I also interviewed Abhay, a KCL law master’s student, who missed out on a lot of lectures across different modules. However, he says that this has not had an impact on his emotional wellbeing because he understands the reasons for the strike and empathises with the lecturers. Such feelings were also shared by Callum, a master’s student at Imperial College London, who had to write his exams during the strikes and his lecturer was unavailable to answer queries. With a year to complete an intense course which has a higher tuition fee, master’s students like Abhay and Callum feel that they should be compensated for the time they have lost, and some universities are implementing financial support schemes for the industrial action.
Additionally, I was curious to understand how the impact of this year’s strikes was different from strikes in earlier years, so I spoke to Yasmin Michael who graduated from SOAS University, where the staff had undertaken industrial action in 2018. Her classes were cancelled for 4-weeks, and it was hard for her to make up for the lost lecture content once the lectures began. Moreover, crossing the picket line to go to the library or suitable study spaces had also been quite challenging for her. Her example highlights the importance of resolving the ongoing conflict, and the NUS has launched a petition asking university executives to negotiate with UCU.
What do I think of these strikes?
As a current researcher and a student who graduated from King’s in 2021, I have been able to form a unique perspective on this issue.
Back in 2020, when some of my lectures were cancelled, I too shared Yasmin’s feelings of disheartenment and frustration with the interruptions caused by lecturers; however, upon close reflection and with a better understanding of the reasons behind the strikes, I now support their cause.

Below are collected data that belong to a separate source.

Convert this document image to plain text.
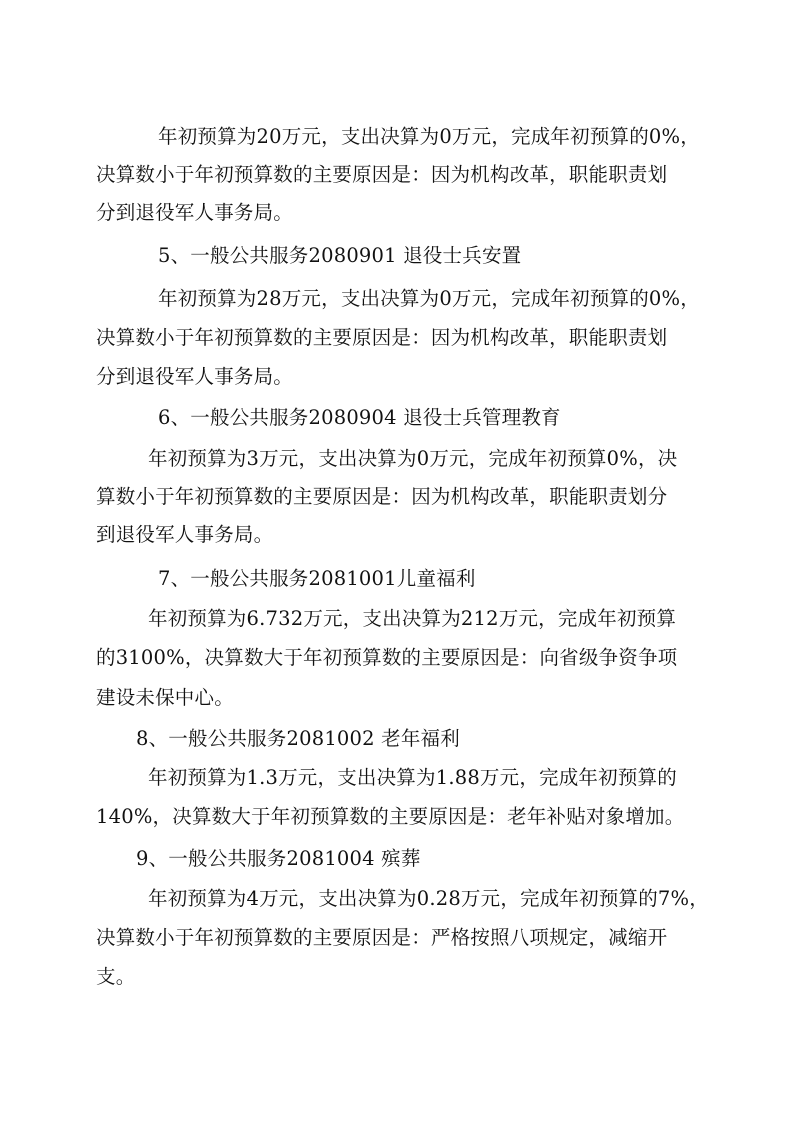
年初预算为20万元，支出决算为0万元，完成年初预算的0%，
决算数小于年初预算数的主要原因是：因为机构改革，职能职责划
分到退役军人事务局。
5、一般公共服务2080901 退役士兵安置
年初预算为28万元，支出决算为0万元，完成年初预算的0%，
决算数小于年初预算数的主要原因是：因为机构改革，职能职责划
分到退役军人事务局。
6、一般公共服务2080904 退役士兵管理教育
年初预算为3万元，支出决算为0万元，完成年初预算0%，决
算数小于年初预算数的主要原因是：因为机构改革，职能职责划分
到退役军人事务局。
7、一般公共服务2081001儿童福利
年初预算为6.732万元，支出决算为212万元，完成年初预算
的3100%，决算数大于年初预算数的主要原因是：向省级争资争项
建设未保中心。
8、一般公共服务2081002 老年福利
年初预算为1.3万元，支出决算为1.88万元，完成年初预算的
140%，决算数大于年初预算数的主要原因是：老年补贴对象增加。
9、一般公共服务2081004 殡葬
年初预算为4万元，支出决算为0.28万元，完成年初预算的7%，
决算数小于年初预算数的主要原因是：严格按照八项规定，减缩开
支。
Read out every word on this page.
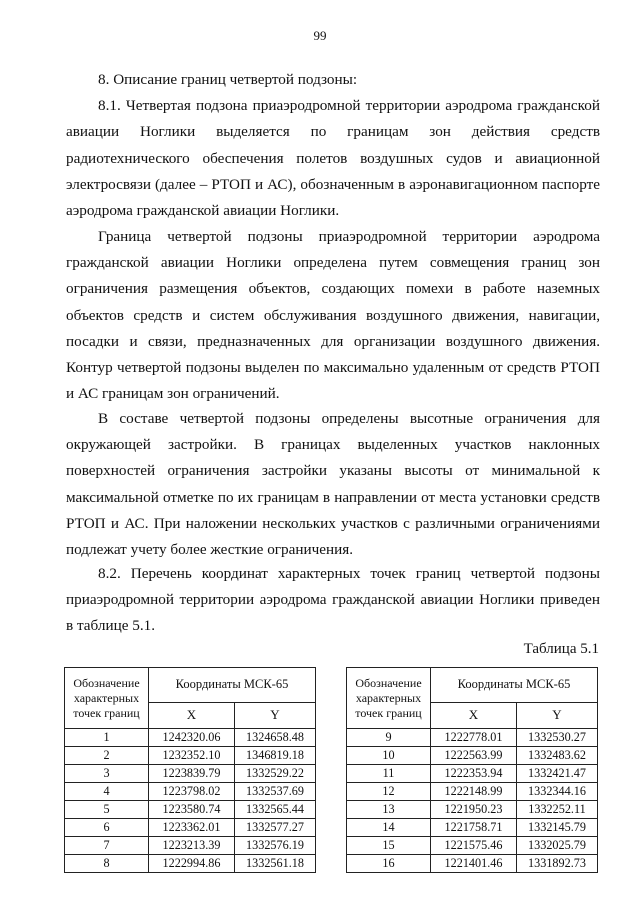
99

8. Описание границ четвертой подзоны:

8.1. Четвертая подзона приаэродромной территории аэродрома гражданской авиации Ноглики выделяется по границам зон действия средств радиотехнического обеспечения полетов воздушных судов и авиационной электросвязи (далее – РТОП и АС), обозначенным в аэронавигационном паспорте аэродрома гражданской авиации Ноглики.

Граница четвертой подзоны приаэродромной территории аэродрома гражданской авиации Ноглики определена путем совмещения границ зон ограничения размещения объектов, создающих помехи в работе наземных объектов средств и систем обслуживания воздушного движения, навигации, посадки и связи, предназначенных для организации воздушного движения. Контур четвертой подзоны выделен по максимально удаленным от средств РТОП и АС границам зон ограничений.

В составе четвертой подзоны определены высотные ограничения для окружающей застройки. В границах выделенных участков наклонных поверхностей ограничения застройки указаны высоты от минимальной к максимальной отметке по их границам в направлении от места установки средств РТОП и АС. При наложении нескольких участков с различными ограничениями подлежат учету более жесткие ограничения.

8.2. Перечень координат характерных точек границ четвертой подзоны приаэродромной территории аэродрома гражданской авиации Ноглики приведен в таблице 5.1.

Таблица 5.1
Обозначение характерных точек границ	Координаты МСК-65	
	X	Y
1	1242320.06	1324658.48
2	1232352.10	1346819.18
3	1223839.79	1332529.22
4	1223798.02	1332537.69
5	1223580.74	1332565.44
6	1223362.01	1332577.27
7	1223213.39	1332576.19
8	1222994.86	1332561.18
Обозначение характерных точек границ	Координаты МСК-65	
	X	Y
9	1222778.01	1332530.27
10	1222563.99	1332483.62
11	1222353.94	1332421.47
12	1222148.99	1332344.16
13	1221950.23	1332252.11
14	1221758.71	1332145.79
15	1221575.46	1332025.79
16	1221401.46	1331892.73
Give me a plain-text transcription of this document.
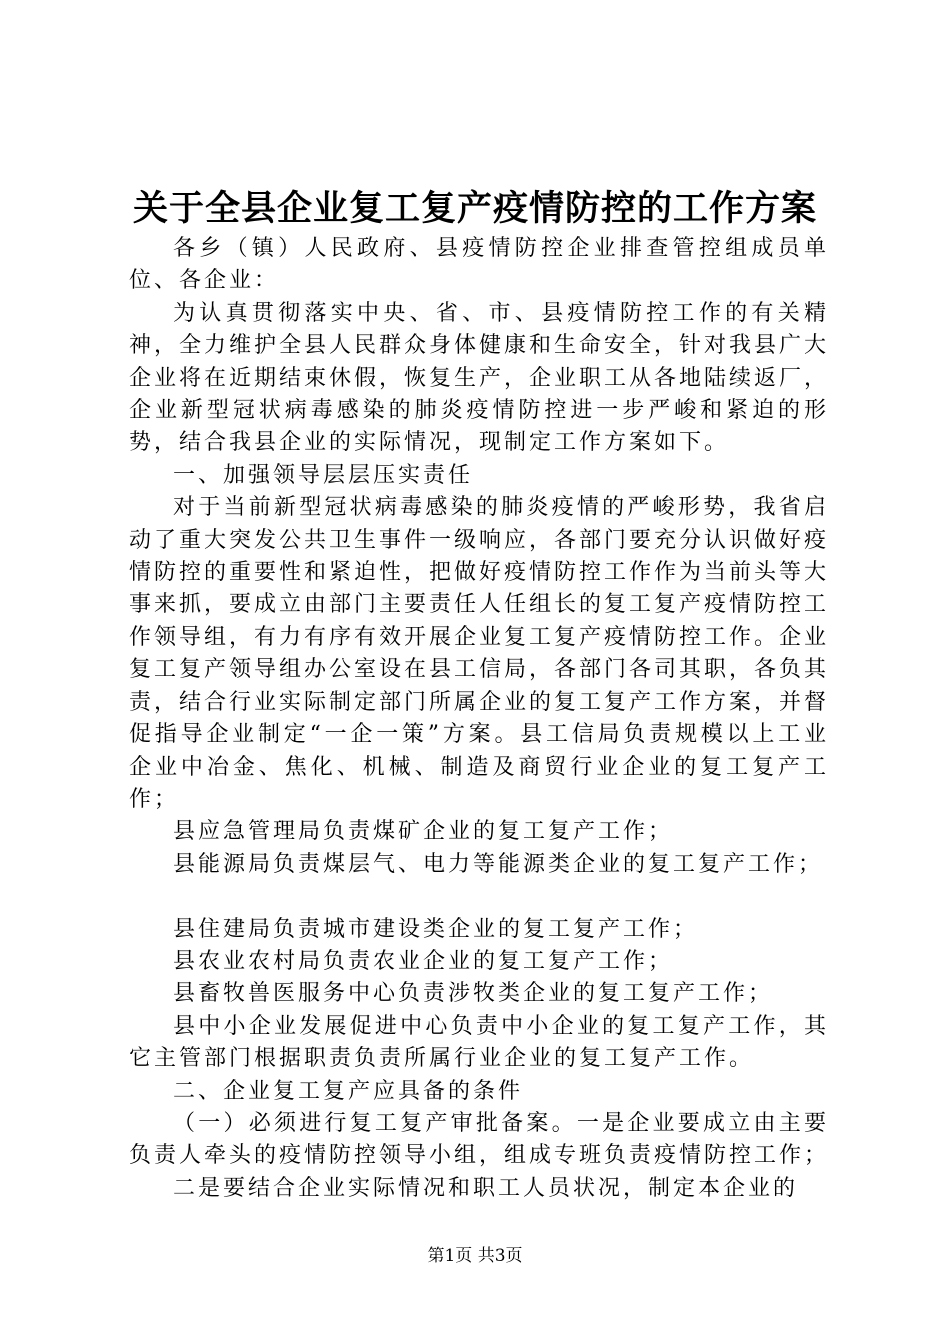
关于全县企业复工复产疫情防控的工作方案

各乡（镇）人民政府、县疫情防控企业排查管控组成员单位、各企业：

为认真贯彻落实中央、省、市、县疫情防控工作的有关精神，全力维护全县人民群众身体健康和生命安全，针对我县广大企业将在近期结束休假，恢复生产，企业职工从各地陆续返厂，企业新型冠状病毒感染的肺炎疫情防控进一步严峻和紧迫的形势，结合我县企业的实际情况，现制定工作方案如下。

一、加强领导层层压实责任

对于当前新型冠状病毒感染的肺炎疫情的严峻形势，我省启动了重大突发公共卫生事件一级响应，各部门要充分认识做好疫情防控的重要性和紧迫性，把做好疫情防控工作作为当前头等大事来抓，要成立由部门主要责任人任组长的复工复产疫情防控工作领导组，有力有序有效开展企业复工复产疫情防控工作。企业复工复产领导组办公室设在县工信局，各部门各司其职，各负其责，结合行业实际制定部门所属企业的复工复产工作方案，并督促指导企业制定“一企一策”方案。县工信局负责规模以上工业企业中冶金、焦化、机械、制造及商贸行业企业的复工复产工作；

县应急管理局负责煤矿企业的复工复产工作；

县能源局负责煤层气、电力等能源类企业的复工复产工作；

县住建局负责城市建设类企业的复工复产工作；

县农业农村局负责农业企业的复工复产工作；

县畜牧兽医服务中心负责涉牧类企业的复工复产工作；

县中小企业发展促进中心负责中小企业的复工复产工作，其它主管部门根据职责负责所属行业企业的复工复产工作。

二、企业复工复产应具备的条件

（一）必须进行复工复产审批备案。一是企业要成立由主要负责人牵头的疫情防控领导小组，组成专班负责疫情防控工作；

二是要结合企业实际情况和职工人员状况，制定本企业的

第1页 共3页
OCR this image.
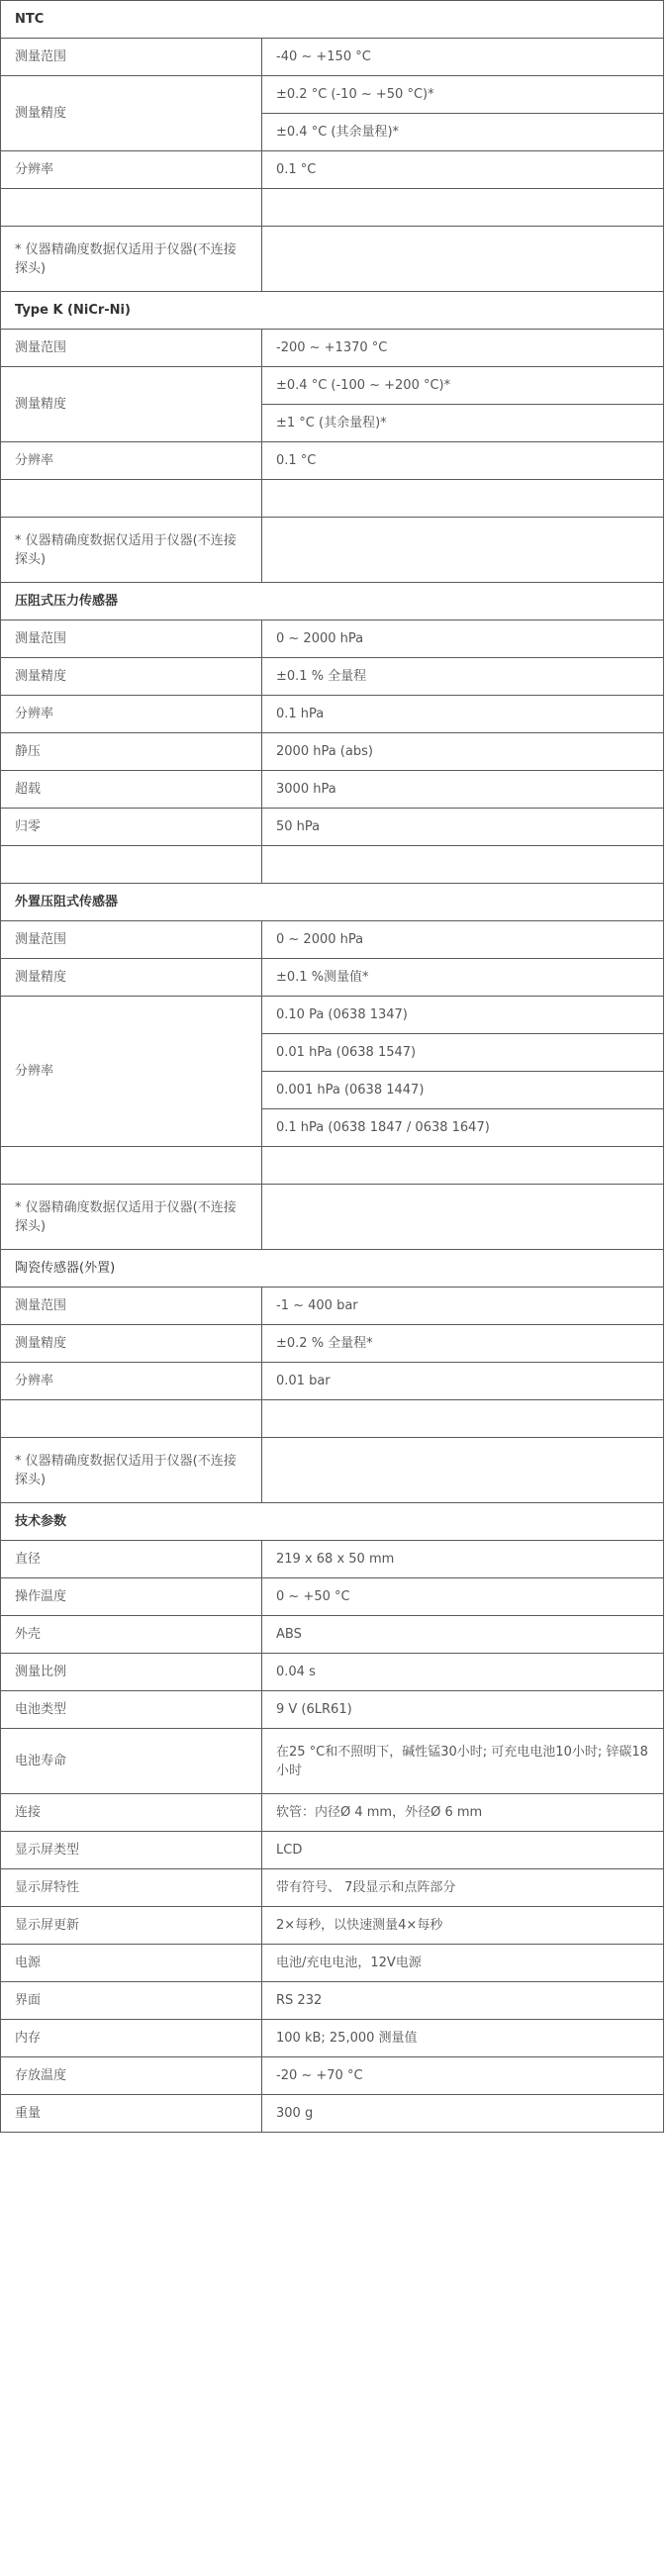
NTC	
测量范围	-40 ~ +150 °C
测量精度	±0.2 °C (-10 ~ +50 °C)*
	±0.4 °C (其余量程)*
分辨率	0.1 °C

* 仪器精确度数据仅适用于仪器(不连接探头)	
Type K (NiCr-Ni)	
测量范围	-200 ~ +1370 °C
测量精度	±0.4 °C (-100 ~ +200 °C)*
	±1 °C (其余量程)*
分辨率	0.1 °C

* 仪器精确度数据仅适用于仪器(不连接探头)	
压阻式压力传感器	
测量范围	0 ~ 2000 hPa
测量精度	±0.1 % 全量程
分辨率	0.1 hPa
静压	2000 hPa (abs)
超载	3000 hPa
归零	50 hPa

外置压阻式传感器	
测量范围	0 ~ 2000 hPa
测量精度	±0.1 %测量值*
分辨率	0.10 Pa (0638 1347)
	0.01 hPa (0638 1547)
	0.001 hPa (0638 1447)
	0.1 hPa (0638 1847 / 0638 1647)

* 仪器精确度数据仅适用于仪器(不连接探头)	
陶瓷传感器(外置)	
测量范围	-1 ~ 400 bar
测量精度	±0.2 % 全量程*
分辨率	0.01 bar

* 仪器精确度数据仅适用于仪器(不连接探头)	
技术参数	
直径	219 x 68 x 50 mm
操作温度	0 ~ +50 °C
外壳	ABS
测量比例	0.04 s
电池类型	9 V (6LR61)
电池寿命	在25 °C和不照明下，碱性锰30小时; 可充电电池10小时; 锌碳18小时
连接	软管：内径Ø 4 mm，外径Ø 6 mm
显示屏类型	LCD
显示屏特性	带有符号、 7段显示和点阵部分
显示屏更新	2×每秒，以快速测量4×每秒
电源	电池/充电电池，12V电源
界面	RS 232
内存	100 kB; 25,000 测量值
存放温度	-20 ~ +70 °C
重量	300 g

Staff members at universities have 12-hour long workdays, work during odd hours and struggle to achieve a good work-life balance. They are passionate about their fields and passing their knowledge to the next generation of lawyers, scientists and professionals, and their efforts must be valued. For a majority of staff members, making the decisions related to undertaking strike action, standing on the picket lines and getting no pay for days can be extremely stressful. We must all remember that staff working conditions are students’ learning conditions, and it is of grave importance to bring an end to this dispute.
Lastly, I would like to thank all the students and staff members who took the time to speak to me for this blog; their courage and determination is remarkable. This blog is also a testament to how honest and open conversations can help us understand others’ perspectives, and contribute to effective conflict resolution.